Transformações de imagens e Romantismo

A descoberta do Taiti em meados do século XVIII ocorreu em fase da história cultural européia marcada por anelos de retorno à vida natural, a seus impulsos, à liberdade, aos sentimentos. A revelação do Mar do Sul não foi apenas marcada por expectativas e imagens já existentes, fundamentadas na tradição humanística - da ilha dos amores de Citeréia, de Vênus, de Calipso, das odes anacreônticas, do carpe diem de Horácio (65 A.C.- 8 A.C.), das éclogas de Vergil (70 A.C.-19.A.C.) - com as suas reinterpretações cristãs. A descoberta ou redescoberta do mundo insular do Pacífico inseriu-se e fortaleceu correntes do pensamento e das artes, de filosofia de vida, participando de transformações, passando de uma lírica amorosa do bucolismo e das imagens pastorais ao Romantismo.

Já na terceira década do século XIX Bora Bora era considerada expressamente como ilha romântica por excelência. O livro do geógrafo francês Grégoire Louis Domeny de Rienzi (1789-1843), publicado em 1836 e traduzido em vários idiomas, intitula um tópico de sua obra explicitamente "Bora Bora - Regiões românticas" (Oceanie ou cinquième partie du monde: revue geographique et ethnographique de la Malaisie, de la Micronesie, de la Polynesie, et de la Melanesie, Paris: Firmin Didot Frères,1836-38); Oceanien oder Der Fünfte Welttheil. Welt-Gemälde-Gallerie oder Geschichte und Beschreibung aller Länder und Völker, ihrer Gebräuche, Religionen, Sitten u.s.w. (...) Aus dem Französischen. Oceanien 2. Band.
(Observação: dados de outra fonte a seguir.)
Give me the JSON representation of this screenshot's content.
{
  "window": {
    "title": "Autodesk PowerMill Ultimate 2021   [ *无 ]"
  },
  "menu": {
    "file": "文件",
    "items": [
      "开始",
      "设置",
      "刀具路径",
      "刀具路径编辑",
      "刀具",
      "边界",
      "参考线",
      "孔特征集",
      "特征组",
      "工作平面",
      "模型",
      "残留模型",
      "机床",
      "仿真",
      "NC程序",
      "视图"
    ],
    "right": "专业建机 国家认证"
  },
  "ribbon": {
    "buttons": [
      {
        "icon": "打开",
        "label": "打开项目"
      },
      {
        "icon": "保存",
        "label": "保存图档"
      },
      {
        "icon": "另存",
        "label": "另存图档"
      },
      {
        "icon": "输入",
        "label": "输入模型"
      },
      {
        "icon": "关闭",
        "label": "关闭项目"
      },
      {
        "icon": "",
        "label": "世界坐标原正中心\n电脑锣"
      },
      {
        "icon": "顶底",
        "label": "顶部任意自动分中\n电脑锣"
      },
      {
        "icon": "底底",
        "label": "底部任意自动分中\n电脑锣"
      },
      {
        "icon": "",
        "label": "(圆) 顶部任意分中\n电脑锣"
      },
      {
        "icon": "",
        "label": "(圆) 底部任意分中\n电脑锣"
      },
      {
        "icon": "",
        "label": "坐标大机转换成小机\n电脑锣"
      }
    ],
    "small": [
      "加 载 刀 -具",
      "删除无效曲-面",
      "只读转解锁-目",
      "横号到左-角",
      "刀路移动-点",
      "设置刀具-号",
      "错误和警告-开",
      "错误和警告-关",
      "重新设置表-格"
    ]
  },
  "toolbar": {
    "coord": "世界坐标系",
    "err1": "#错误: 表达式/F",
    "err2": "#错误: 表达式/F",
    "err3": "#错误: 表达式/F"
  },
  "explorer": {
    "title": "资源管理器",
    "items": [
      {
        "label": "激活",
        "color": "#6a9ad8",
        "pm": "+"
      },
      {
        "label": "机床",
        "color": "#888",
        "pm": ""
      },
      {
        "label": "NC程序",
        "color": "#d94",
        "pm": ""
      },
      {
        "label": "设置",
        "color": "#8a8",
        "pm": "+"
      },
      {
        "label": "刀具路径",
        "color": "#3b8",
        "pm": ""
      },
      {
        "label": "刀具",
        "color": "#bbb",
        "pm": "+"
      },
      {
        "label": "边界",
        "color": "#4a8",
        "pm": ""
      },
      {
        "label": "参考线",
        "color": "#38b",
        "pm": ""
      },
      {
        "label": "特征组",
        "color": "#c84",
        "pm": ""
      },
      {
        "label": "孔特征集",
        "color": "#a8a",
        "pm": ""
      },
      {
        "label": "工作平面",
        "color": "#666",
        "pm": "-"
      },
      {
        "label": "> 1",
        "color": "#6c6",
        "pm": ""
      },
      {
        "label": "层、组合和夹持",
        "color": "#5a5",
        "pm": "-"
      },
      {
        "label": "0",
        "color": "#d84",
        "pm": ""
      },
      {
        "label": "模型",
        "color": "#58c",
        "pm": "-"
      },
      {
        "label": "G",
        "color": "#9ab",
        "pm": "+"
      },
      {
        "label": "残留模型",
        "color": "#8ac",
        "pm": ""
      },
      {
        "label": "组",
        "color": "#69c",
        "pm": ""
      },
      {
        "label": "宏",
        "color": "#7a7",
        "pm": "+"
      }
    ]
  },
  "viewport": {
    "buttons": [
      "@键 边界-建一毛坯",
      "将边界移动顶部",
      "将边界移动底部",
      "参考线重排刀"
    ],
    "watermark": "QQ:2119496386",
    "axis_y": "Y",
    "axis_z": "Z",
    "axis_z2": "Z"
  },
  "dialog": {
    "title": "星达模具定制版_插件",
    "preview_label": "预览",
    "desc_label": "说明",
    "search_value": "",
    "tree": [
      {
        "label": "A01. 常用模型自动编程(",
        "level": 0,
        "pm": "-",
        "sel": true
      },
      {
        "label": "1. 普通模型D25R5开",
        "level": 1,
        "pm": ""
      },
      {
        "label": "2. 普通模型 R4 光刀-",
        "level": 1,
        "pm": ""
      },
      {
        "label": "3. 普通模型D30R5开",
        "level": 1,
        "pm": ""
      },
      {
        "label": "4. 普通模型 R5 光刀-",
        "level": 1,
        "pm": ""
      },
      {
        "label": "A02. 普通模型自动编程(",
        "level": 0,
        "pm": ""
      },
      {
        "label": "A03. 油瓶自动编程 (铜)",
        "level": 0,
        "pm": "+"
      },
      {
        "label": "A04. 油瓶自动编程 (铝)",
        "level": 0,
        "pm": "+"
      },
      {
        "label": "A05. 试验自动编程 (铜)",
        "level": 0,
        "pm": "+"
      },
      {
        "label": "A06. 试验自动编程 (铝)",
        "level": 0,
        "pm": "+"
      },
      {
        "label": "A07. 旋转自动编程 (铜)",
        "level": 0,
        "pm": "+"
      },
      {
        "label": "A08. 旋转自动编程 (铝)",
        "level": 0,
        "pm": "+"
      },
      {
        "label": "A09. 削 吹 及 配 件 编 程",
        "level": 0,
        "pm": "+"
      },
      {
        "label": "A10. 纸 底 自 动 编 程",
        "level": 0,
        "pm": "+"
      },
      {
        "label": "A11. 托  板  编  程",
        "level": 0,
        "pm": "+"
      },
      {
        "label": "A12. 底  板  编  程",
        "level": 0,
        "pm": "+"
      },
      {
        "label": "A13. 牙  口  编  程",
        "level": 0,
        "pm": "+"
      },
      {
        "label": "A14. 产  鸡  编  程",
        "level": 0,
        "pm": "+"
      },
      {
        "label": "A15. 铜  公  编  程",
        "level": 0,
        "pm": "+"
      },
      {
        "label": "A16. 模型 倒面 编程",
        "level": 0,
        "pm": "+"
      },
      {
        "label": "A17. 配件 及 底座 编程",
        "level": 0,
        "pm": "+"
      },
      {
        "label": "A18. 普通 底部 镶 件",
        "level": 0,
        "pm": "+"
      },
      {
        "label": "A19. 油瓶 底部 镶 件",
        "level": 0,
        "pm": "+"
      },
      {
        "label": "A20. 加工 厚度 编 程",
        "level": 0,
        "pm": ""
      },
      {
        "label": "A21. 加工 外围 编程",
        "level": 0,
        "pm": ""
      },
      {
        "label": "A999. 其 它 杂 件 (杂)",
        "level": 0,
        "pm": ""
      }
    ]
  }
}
Polynesien, Stuttgart : E. Schweitzerbart's Verlagshandlung, 1837-1839, pág. 430).

"Bora Bora. Regiões românticas

Essa ilha tem feições românticas e estranhas. A sua terra oferece ocorrências muito singulares. Vê-se uma pedra redonda, uma espécie de farol sem luz, uma espécie de alto campanário sem sinos, coberto de verde, que domina um vale estreito, com um fila de Pandanus e coqueiros, que parecem aros de um chapéu de sol. Aqui e ali veem-se cabanas, agrupadas de forma muito amável, linda. É notável que, na bacia de forma circular, que o recife separa da ilha, a água é de rara claridade, e que a faixa exterior dos recifes não se encontra ora sob o mar ou ora acompanha a água, ora deserta, ora coberta com pouca vegetação, como em muitas ilhas, mas sim que ela é totalmente coberta de coqueiros, que formam como que uma coroa verde num  ramalhete de flores." (loc.cit.)

Nessas palavras, já se constata o conhecimento, na Europa, das lagunas de água transparentes de Bora Bora e, sobretudo, o coqueiral que ladeava as praias e que circundava a ilha, diferenciando-a de muitas outras. O cunho romântico da ilha, porém, vinha de formações que lembravam ruínas, correspondendo, assim, a um estado de espírito europeu marcado por reconscientizações do passado, por saudades do perdido e anelos restauradores. A imagem da ilha dos amores parece já ter passado por transformações, da visão idealizada do homem natural e de seus prazeres de amor de décadas do Iluminismo, de estética dos sentimentos de meados do século XVIII, da linguagem mitológica sobretudo de orientação helênica a uma visão marcada pela temporalidade da existência, pelo misterioso, por segrêdos, pelo amor que prende almas. Não um pensamento voltado a templos e deuses gregos surgem aqui transpostos ao Taiti, como em relatos anteriores, mas sim a menção à cultura própria da ilha, às cabanas dispostas de forma a tocar os sentidos. Essa transformação romântica da imagem correspondia também à realidade taitiana, quando o mundo anterior da cultura polinésia, a sua Antiguidade, já havia erodido ou se encontrava nos seus últimos suspiros, destruído pelo contato com o europeu e a missão cristã. As ilhas encontravam-se repletas de ruínas de antigos locais e objetos de culto, imersos na nebulosidade de mitos e estórias já não mais bem compreendidos, transmitidos na memória de velhos habitantes. As próprias idealizações européias do homem natural e seus amores, já reconhecidas como pertencentes ao passado, passaram a ser envoltas pelo véu nostálgico que unia o amor a indefinível saudade.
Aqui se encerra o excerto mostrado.